Decisión tardía

Camina de puntas al lado de los charcos de sangre. La escena ya no la conmueve como antes. Desde hace tres años que él se transfigura. Cada noche, iluminada por la luna llena, se inicia la rutina del horror.

Ella embelesa a un pueblerino con sus encantos, lo lleva a los matorrales o una zona oscura, y antes de desnudarse ante él, ve al gran lobo llevárselo del cuello hacia la guarida. Llora mientras espera al amanecer para ver a su esposo como el humano que suele ser; con el estómago lleno y sus ansias de asesinar satisfechos. Entre los dos esconden los restos. Analizan el mapa y emprenden otro viaje para no ser encontrados.

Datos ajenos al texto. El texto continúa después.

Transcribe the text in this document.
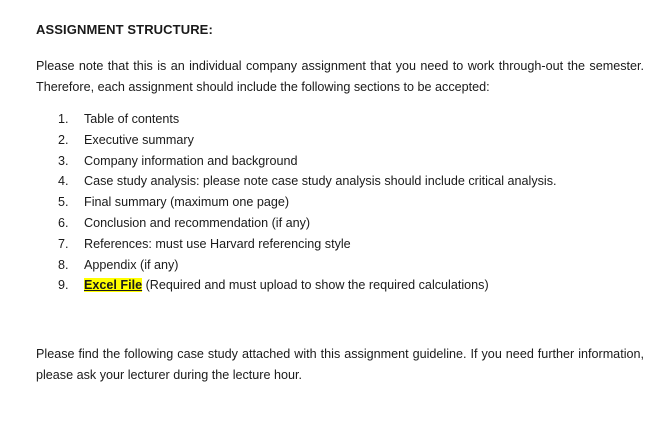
ASSIGNMENT STRUCTURE:
Please note that this is an individual company assignment that you need to work through-out the semester. Therefore, each assignment should include the following sections to be accepted:
1. Table of contents
2. Executive summary
3. Company information and background
4. Case study analysis: please note case study analysis should include critical analysis.
5. Final summary (maximum one page)
6. Conclusion and recommendation (if any)
7. References: must use Harvard referencing style
8. Appendix (if any)
9. Excel File (Required and must upload to show the required calculations)
Please find the following case study attached with this assignment guideline. If you need further information, please ask your lecturer during the lecture hour.
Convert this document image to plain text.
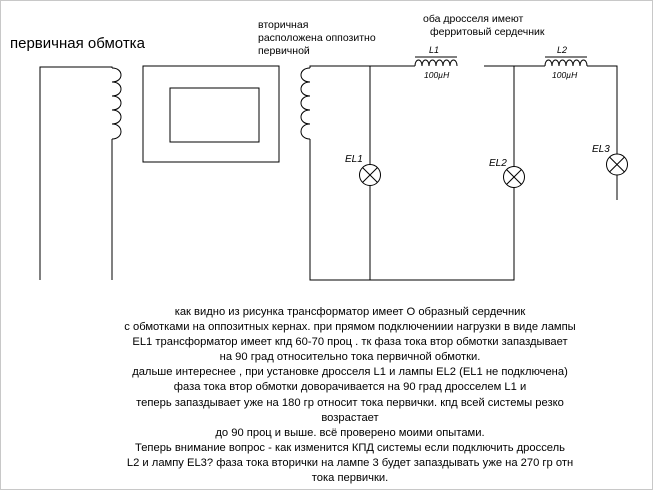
первичная обмотка
вторичная
расположена оппозитно
первичной
оба дросселя имеют
ферритовый сердечник
L1
100µH
L2
100µH
EL1	EL2
EL3
как видно из рисунка трансформатор имеет О образный сердечник
с обмотками на оппозитных кернах. при прямом подключениии нагрузки в виде лампы
EL1 трансформатор имеет кпд 60-70 проц . тк фаза тока втор обмотки запаздывает
на 90 град относительно тока первичной обмотки.
дальше интереснее , при установке дросселя L1 и лампы EL2 (EL1 не подключена)
фаза тока втор обмотки доворачивается на 90 град дросселем L1 и
теперь запаздывает уже на 180 гр относит тока первички. кпд всей системы резко
возрастает
до 90 проц и выше. всё проверено моими опытами.
Теперь внимание вопрос - как изменится КПД системы если подключить дроссель
L2 и лампу EL3? фаза тока вторички на лампе 3 будет запаздывать уже на 270 гр отн
тока первички.
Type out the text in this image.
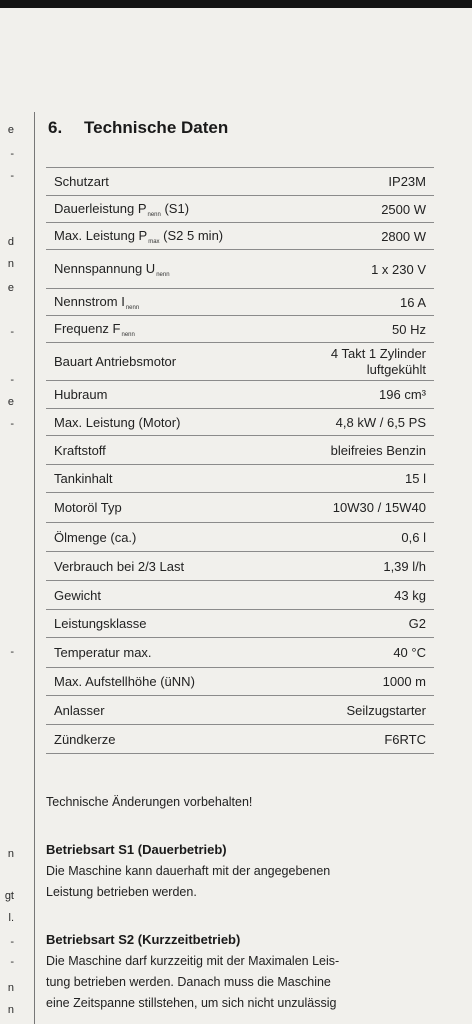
e
-
-
d
n
e
-
-
e
-
-
n
gt
l.
-
-
n
n
6. Technische Daten
Schutzart	IP23M
Dauerleistung $P_{nenn}$ (S1)	2500 W
Max. Leistung $P_{max}$ (S2 5 min)	2800 W
Nennspannung $U_{nenn}$	1 x 230 V
Nennstrom $I_{nenn}$	16 A
Frequenz $F_{nenn}$	50 Hz
Bauart Antriebsmotor	4 Takt 1 Zylinder luftgekühlt
Hubraum	196 cm³
Max. Leistung (Motor)	4,8 kW / 6,5 PS
Kraftstoff	bleifreies Benzin
Tankinhalt	15 l
Motoröl Typ	10W30 / 15W40
Ölmenge (ca.)	0,6 l
Verbrauch bei 2/3 Last	1,39 l/h
Gewicht	43 kg
Leistungsklasse	G2
Temperatur max.	40 °C
Max. Aufstellhöhe (üNN)	1000 m
Anlasser	Seilzugstarter
Zündkerze	F6RTC
Technische Änderungen vorbehalten!
Betriebsart S1 (Dauerbetrieb)
Die Maschine kann dauerhaft mit der angegebenen
Leistung betrieben werden.
Betriebsart S2 (Kurzzeitbetrieb)
Die Maschine darf kurzzeitig mit der Maximalen Leis-
tung betrieben werden. Danach muss die Maschine
eine Zeitspanne stillstehen, um sich nicht unzulässig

Es agotador vivir así, sin poder escapar: ella de él y él de su maldición. La esposa siente que en la siguiente luna llena no podrá seguir con el ritual de la muerte. O no querrá. Llegado el día empieza la transformación, se ensancha el tórax, crecen los brazos, los pies se hacen patas enormes; el hombre lobo afila sus colmillos contra la corteza de los árboles; ella no sabe cuán agudos son, el miedo a ser devorada viva la aferró a ser cómplice de la barbarie. Queda poco tiempo para la conversión total.

Sale, como siempre, en búsqueda de una presa. Hace cómo que camina. Se detiene, voltea y retrocede. Su esposo, ya no es su esposo, es la bestia que dejó de reconocerla. El pelambre se mancha de carmesí. Su dolor es mortal. La mordida es rauda y certera. Los charcos ahora son de sangre de ella.